Celebrating Earth Day
“As parents and teachers,” Quinn says, “we have the opportunity to spark a passion in our kids that will drive them to do their part to take care of the earth they inherit.”
How can educators use Earth Day to spark that passion in their students? The best and most impactful way is to make Earth Day fun. There are countless ways to celebrate, whether at home or in the classroom. While Quinn encourages students to get creative and come up with their own ideas, he is also happy to recommend the following activities:
- Online tours are one of the best virtual Earth Day ideas. Students can explore nature preserves, zoos, parks, forests, and other environmental wonders without leaving home. Some of these experiences are self-led, while others are guided by experts via Zoom.
- Create a compost bin in the backyard. With a compost bin, organic waste (fruit peels, eggshells, grass clippings, food scraps, etc.) is converted into nutrient-rich soil instead of ending up in landfills.
- Make an eco-friendly bird feeder.
- Watch an Earth Day-themed movie. The Lorax, about a yellow-mustached creature fighting to save his environment, is a great pick for younger kids. An Inconvenient Truth and its sequel are perfect for older students.
- Students can calculate their family’s carbon footprint.
- Read a book about nature. The real-life animals of Curious Critters make for an interesting and fun read for kids of all ages, and Earth Day Every Day is a great book for introducing little ones to this green holiday.

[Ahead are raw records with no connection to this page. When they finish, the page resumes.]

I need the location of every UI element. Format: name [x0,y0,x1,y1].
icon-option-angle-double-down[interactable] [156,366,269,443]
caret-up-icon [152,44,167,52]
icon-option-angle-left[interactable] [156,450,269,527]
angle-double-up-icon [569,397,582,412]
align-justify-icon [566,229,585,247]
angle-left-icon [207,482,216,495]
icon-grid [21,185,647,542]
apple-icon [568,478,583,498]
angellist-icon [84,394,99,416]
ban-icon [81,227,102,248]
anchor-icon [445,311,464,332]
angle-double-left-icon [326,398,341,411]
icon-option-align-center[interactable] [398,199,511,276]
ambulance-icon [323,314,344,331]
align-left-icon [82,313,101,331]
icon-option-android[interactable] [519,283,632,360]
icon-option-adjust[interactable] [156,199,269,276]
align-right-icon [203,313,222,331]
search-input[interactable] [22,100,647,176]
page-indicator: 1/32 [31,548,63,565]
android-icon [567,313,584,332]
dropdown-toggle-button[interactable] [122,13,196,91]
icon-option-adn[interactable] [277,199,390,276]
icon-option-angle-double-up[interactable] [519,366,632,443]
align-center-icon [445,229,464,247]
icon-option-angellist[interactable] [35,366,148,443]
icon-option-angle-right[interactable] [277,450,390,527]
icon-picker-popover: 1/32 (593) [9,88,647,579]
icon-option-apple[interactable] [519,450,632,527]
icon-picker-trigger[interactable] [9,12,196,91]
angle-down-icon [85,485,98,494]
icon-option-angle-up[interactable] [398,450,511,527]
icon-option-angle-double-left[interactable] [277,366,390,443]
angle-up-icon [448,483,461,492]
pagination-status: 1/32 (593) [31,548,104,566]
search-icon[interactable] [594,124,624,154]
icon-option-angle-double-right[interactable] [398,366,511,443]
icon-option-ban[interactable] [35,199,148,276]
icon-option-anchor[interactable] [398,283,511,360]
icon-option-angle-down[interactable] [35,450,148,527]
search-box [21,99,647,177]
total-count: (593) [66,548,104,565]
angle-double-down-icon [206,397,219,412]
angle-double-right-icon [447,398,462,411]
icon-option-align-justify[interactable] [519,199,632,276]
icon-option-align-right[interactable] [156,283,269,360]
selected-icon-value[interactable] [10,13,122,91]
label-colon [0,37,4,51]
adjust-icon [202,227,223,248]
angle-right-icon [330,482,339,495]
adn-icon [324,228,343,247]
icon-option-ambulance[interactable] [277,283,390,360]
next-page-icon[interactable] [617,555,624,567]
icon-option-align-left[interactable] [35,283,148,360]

Here are some other fun and helpful ways to celebrate Earth Day:
- Get outside. Going on a nature walk or having an outdoor scavenger hunt are great ways to enjoy some fresh air and while celebrating Earth Day.
- Play in the dirt. Start a class garden, or have students create their own garden at home, and talk about where food actually comes from. Be sure to select climate-appropriate plants or seeds—try searching for some at a local farmer’s market or plant shop.
- Plant a tree. For an activity that will stay with them for a lifetime, students and their families can plant a tree in their yard. Students can take pictures with it every Earth Day and watch it grow over the years. This is also a great opportunity for educating kids about how trees help combat climate change and deforestation.
- Try “earth painting.” Finger paint with mud on sidewalks or use non-toxic watercolors to paint river rocks. The water will wash the paint away.
Earth Day Every Day
While 44% of students said they’ll celebrate Earth Day this year, another 59% said they don’t plan to do anything special and instead try to treat every day like it’s Earth Day.
Quinn likes to compare Earth Day to Mother’s Day: “They’re similar in the sense that both deserve to be celebrated every day, not just once a year. Similar to how we sometimes take our moms for granted, it’s easy to take our planet for granted and assume that it’ll always be there; however, that’s not necessarily the case.”
What are some daily activities students can do to make a difference?
- Switch to reusable bags and reusable water bottles, instead of single-use plastics that end up in landfills;
- Save water by taking shorter showers (try shortening them by five minutes at first) and turning the tap off when washing their face or brushing their teeth;
- Switch to compact fluorescent bulbs—they’re more eco-friendly, using about 75% less energy than incandescent ones.
Just by making these small changes, student can have a big impact!
“We all live on the same planet and have an equal duty to protect and preserve the environment,” says Quinn. Earth Day can be a great starting point to introduce students to the issue of climate change. As a universal holiday that transcends borders, cultures, religions and lifestyles, Quinn says, Earth Day “gives us a shared cause and common ground.” Devoting a portion of time during the school day to focus on the environment reminds students how important nature is. Let’s show them that the Earth deserves attention.